Secara teoretis, frasa ”dilakukan oleh pengurus…” pada Pasal 46 menunjukkan bahwa pertanggungjawaban yang dianut adalah berdasarkan teori identifikasi. Sementara frasa ”orang yang berdasarkan hubungan kerja…” pada pasal yang sama menunjukkan apa yang disebut pertanggungjawaban pengganti (vicarious liability).

Teori identifikasi didasarkan pada pandangan antropomorfik, yang menyamakan korporasi dengan tubuh manusia. Korporasi dianggap hanya dapat bertindak karena ada pikiran yang menggerakkan (the directing mind), yang dimiliki oleh orang-orang yang memiliki posisi tinggi di dalam korporasi, yaitu pengurus.

Karena itu, menurut teori ini, korporasi bertanggung jawab apabila tindak pidana dilakukan oleh pengurus, ”pemilik” pikiran dari korporasi. Sementara itu, berdasarkan pertanggungjawaban pengganti, korporasi bertanggung jawab atas tindak pidana dari orang-orang yang berada di bawahnya.

Kedua model pertanggungjawaban ini disebut pertanggungjawaban derivatif karena merupakan turunan dari tindak pidana yang dilakukan manusia, yaitu pengurus pada teori identifikasi dan pegawai pada pertanggungjawaban pengganti.

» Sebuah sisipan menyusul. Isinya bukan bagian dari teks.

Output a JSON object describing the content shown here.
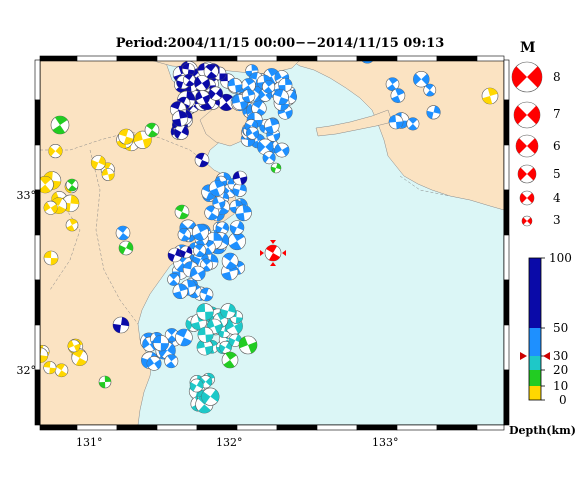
{
  "title": "Period:2004/11/15 00:00−−2014/11/15 09:13",
  "axes": {
    "x_ticks": [
      "131°",
      "132°",
      "133°"
    ],
    "y_ticks": [
      "33°",
      "32°"
    ]
  },
  "magnitude_legend": {
    "title": "M",
    "labels": [
      "8",
      "7",
      "6",
      "5",
      "4",
      "3"
    ]
  },
  "depth_legend": {
    "title": "Depth(km)",
    "labels": [
      "100",
      "50",
      "30",
      "20",
      "10",
      "0"
    ]
  },
  "colors": {
    "land": "#fbe3c2",
    "sea": "#dbf6f6",
    "mainshock": "#ff0000",
    "depth_0_10": "#ffd700",
    "depth_10_20": "#22cc22",
    "depth_20_30": "#1ec8c8",
    "depth_30_50": "#1e90ff",
    "depth_50_100": "#0a0aa8"
  }
}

Jika tindak pidana oleh manusia ini sudah ditemukan, agar korporasi bertanggung jawab, terdapat syarat lain yang harus dipenuhi, yaitu tindak pidana dilakukan dalam lingkup kerja korporasi dan untuk kepentingan (menguntungkan) korporasi (Gobert, 2008).

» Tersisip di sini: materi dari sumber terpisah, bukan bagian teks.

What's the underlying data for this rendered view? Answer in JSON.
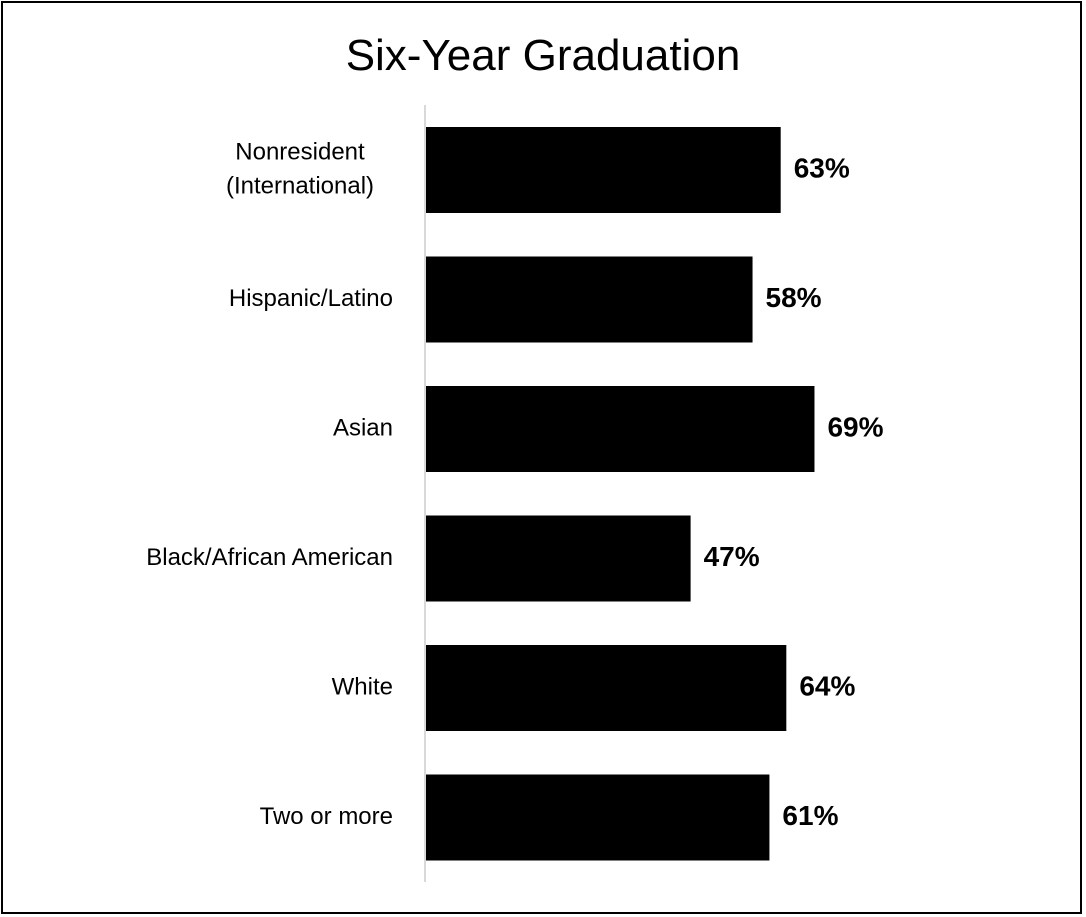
{
  "chart_data": {
    "type": "bar",
    "orientation": "horizontal",
    "title": "Six-Year Graduation",
    "xlabel": "",
    "ylabel": "",
    "categories": [
      [
        "Nonresident",
        "(International)"
      ],
      [
        "Hispanic/Latino"
      ],
      [
        "Asian"
      ],
      [
        "Black/African American"
      ],
      [
        "White"
      ],
      [
        "Two or more"
      ]
    ],
    "values": [
      63,
      58,
      69,
      47,
      64,
      61
    ],
    "value_labels": [
      "63%",
      "58%",
      "69%",
      "47%",
      "64%",
      "61%"
    ],
    "xlim": [
      0,
      100
    ],
    "grid": false,
    "legend": "none",
    "colors": {
      "bar": "#000000",
      "axis": "#d9d9d9",
      "text": "#000000"
    }
  }
}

Pertanggungjawaban derivatif ini banyak mendapat kritik. Pertama, pertanggungjawaban derivatif akan fokus hanya perbuatan manusia, tanpa melihat apa yang dilakukan korporasi.

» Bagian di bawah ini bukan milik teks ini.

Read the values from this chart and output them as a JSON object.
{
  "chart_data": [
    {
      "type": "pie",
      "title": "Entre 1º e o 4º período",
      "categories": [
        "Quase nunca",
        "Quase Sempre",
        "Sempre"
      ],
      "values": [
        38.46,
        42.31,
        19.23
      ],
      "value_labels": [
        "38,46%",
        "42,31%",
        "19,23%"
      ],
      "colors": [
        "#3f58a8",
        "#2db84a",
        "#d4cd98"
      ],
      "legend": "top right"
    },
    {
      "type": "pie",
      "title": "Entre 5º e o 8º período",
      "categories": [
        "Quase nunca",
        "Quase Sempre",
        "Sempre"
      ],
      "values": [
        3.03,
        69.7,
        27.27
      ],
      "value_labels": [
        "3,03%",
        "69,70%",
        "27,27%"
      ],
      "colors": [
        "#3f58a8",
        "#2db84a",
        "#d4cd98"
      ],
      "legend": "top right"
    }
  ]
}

Akibatnya, korporasi dapat bertanggung jawab atas perbuatan seorang anggotanya meskipun korporasi telah menerapkan sistem yang layak untuk pencegahan tindak pidana. Hal ini berarti pertanggungjawaban derivatif akan menghasilkan pertanggungjawaban yang terlalu luas (overinclusive).

Kedua, dengan sifatnya yang terlalu luas ini, pertanggungjawaban derivatif akan menghilangkan insentif bagi korporasi untuk menerapkan sistem penaatan yang baik karena sistem ini tak akan melepaskannya dari pertanggungjawaban.

Semakin besar perusahaan, semakin sulit menelusuri kesalahan dari orang-orang tertentu.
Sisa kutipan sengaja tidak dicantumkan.